Tive uma agradável surpresa ao dar uma passada pelo supermercado, numa destas manhãs: colocaram uma menina lindíssima no caixa. Em torno de vinte anos, longos cabelos castanhos ondulados, límpidos olhos verdes e um sorriso perfeito de dentes perfeitos.
E colocaram a moça no caixa preferencial, a esteira por onde circulam os velhos babões, como eu. Faltou colocar um cartaz amarelo, tipo display, alertando que o piso poderia estar escorregadio.
Fiquei tão embevecido com a beleza da garota que ia me esquecendo de uma caixinha com uma dúzia de ovos sobre o balcão. Mas ela me alertou: “Ai, moço!”, me passando o produto. Pensei em dizer “você diz isso pra todos (chamar de moço)”, mas minha garganta trancou e o máximo que consegui expelir foi um sorriso frouxo.
O supermercado fica à beira da rodovia, a cerca de um quilômetro e meio de casa, e eu costumo ir e voltar a pé. Passei boa parte do caminho de volta tentando arquitetar o que poderia escrever no blog sobre a musa do dia. Estava tão absorto que por pouco não fui abalroado por uma bicicleta, enquanto tentava desviar de um carro parado irregularmente no acostamento.
Seria a segunda surpresa do dia, mas nem de longe agradável como a primeira. E o detalhe curioso é que, se o veículo me acertasse, atingiria exatamente a caixa de ovos que eu ia esquecendo em cima do balcão.
Bicicleta é um bicho sorrateiro. Não faz barulho, e você só percebe sua presença quando ela está perto o suficiente para dar o bote.
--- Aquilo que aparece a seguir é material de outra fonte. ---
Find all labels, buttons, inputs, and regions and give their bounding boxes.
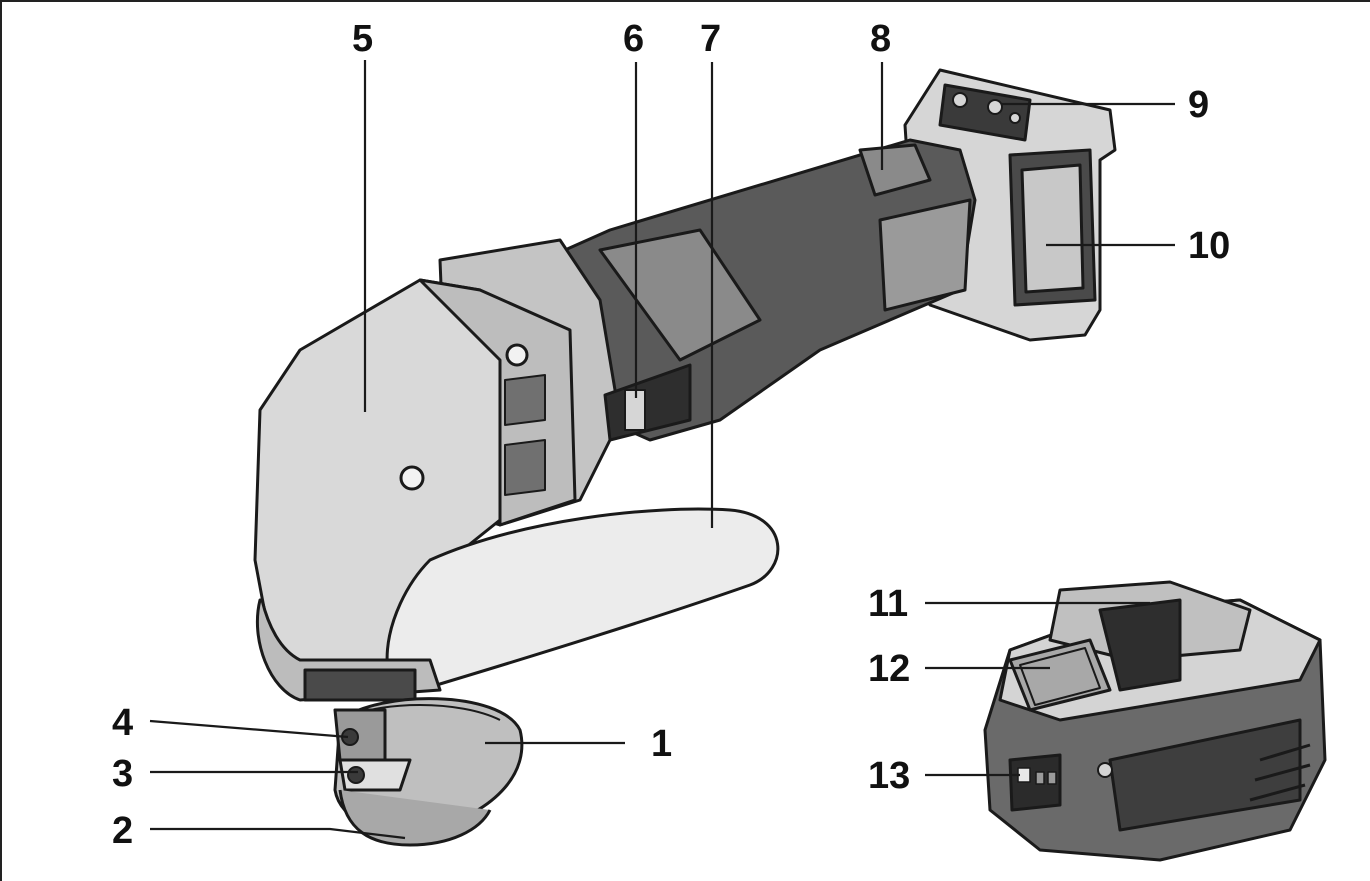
callout-13: 13 xyxy=(868,755,911,797)
callout-1: 1 xyxy=(651,723,673,765)
callout-3: 3 xyxy=(112,753,134,795)
callout-12: 12 xyxy=(868,648,911,690)
callout-7: 7 xyxy=(700,18,722,60)
callout-6: 6 xyxy=(623,18,645,60)
callout-2: 2 xyxy=(112,810,134,852)
leader-2 xyxy=(150,827,406,840)
callout-8: 8 xyxy=(870,18,892,60)
callout-11: 11 xyxy=(868,583,909,625)
callout-9: 9 xyxy=(1188,84,1210,126)
callout-5: 5 xyxy=(352,18,374,60)
callout-10: 10 xyxy=(1188,225,1231,267)
callout-4: 4 xyxy=(112,702,134,744)
leader-4 xyxy=(149,719,349,739)
leader-lines xyxy=(149,60,1175,840)
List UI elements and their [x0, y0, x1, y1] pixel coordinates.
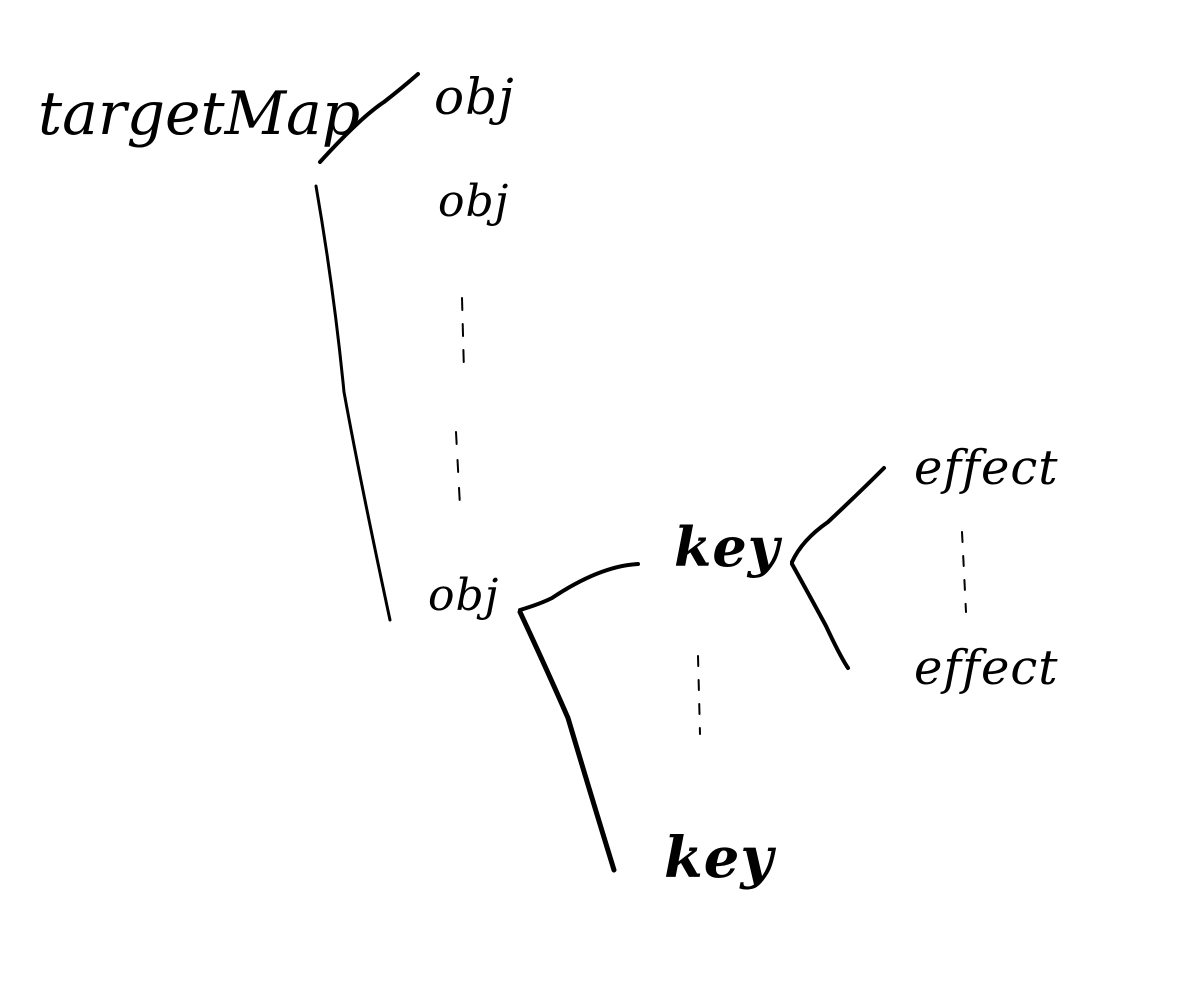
ellipsis-objects-upper [461, 297, 465, 373]
edge-obj-to-first-key [518, 562, 640, 612]
edge-key-to-first-effect [790, 466, 886, 564]
edge-root-to-first-obj [318, 72, 420, 164]
node-obj-second: obj [438, 176, 510, 227]
node-key-first: key [674, 515, 781, 579]
edge-obj-to-last-key [517, 609, 617, 873]
node-key-last: key [664, 825, 774, 891]
ellipsis-keys [697, 655, 701, 735]
node-effect-last: effect [914, 640, 1059, 696]
ellipsis-effects [961, 531, 967, 613]
node-obj-last: obj [428, 570, 500, 621]
ellipsis-objects-lower [455, 431, 461, 507]
node-targetmap: targetMap [38, 79, 361, 149]
node-effect-first: effect [914, 440, 1059, 496]
node-obj-first: obj [434, 68, 515, 126]
edge-root-to-last-obj [314, 184, 392, 622]
edge-key-to-last-effect [790, 562, 850, 670]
Os ciclistas trafegam pelo acostamento e imaginam que os pedestres que dividem o espaço com eles andam sempre em linha reta, não tropeçam ou não resolvem parar de uma hora para outra para coçar a perna. O índice de atropelamentos nessas circunstâncias é, porém, estranhamente baixo.
No caso desta vez, o ciclista gritou “opa!” quando estava praticamente em cima de mim, mas tive tempo de puxar o braço e, principalmente, salvar a caixinha com ovos. Nada mal para quem começara o dia com a inspiração de um par de límpidos olhos verdes.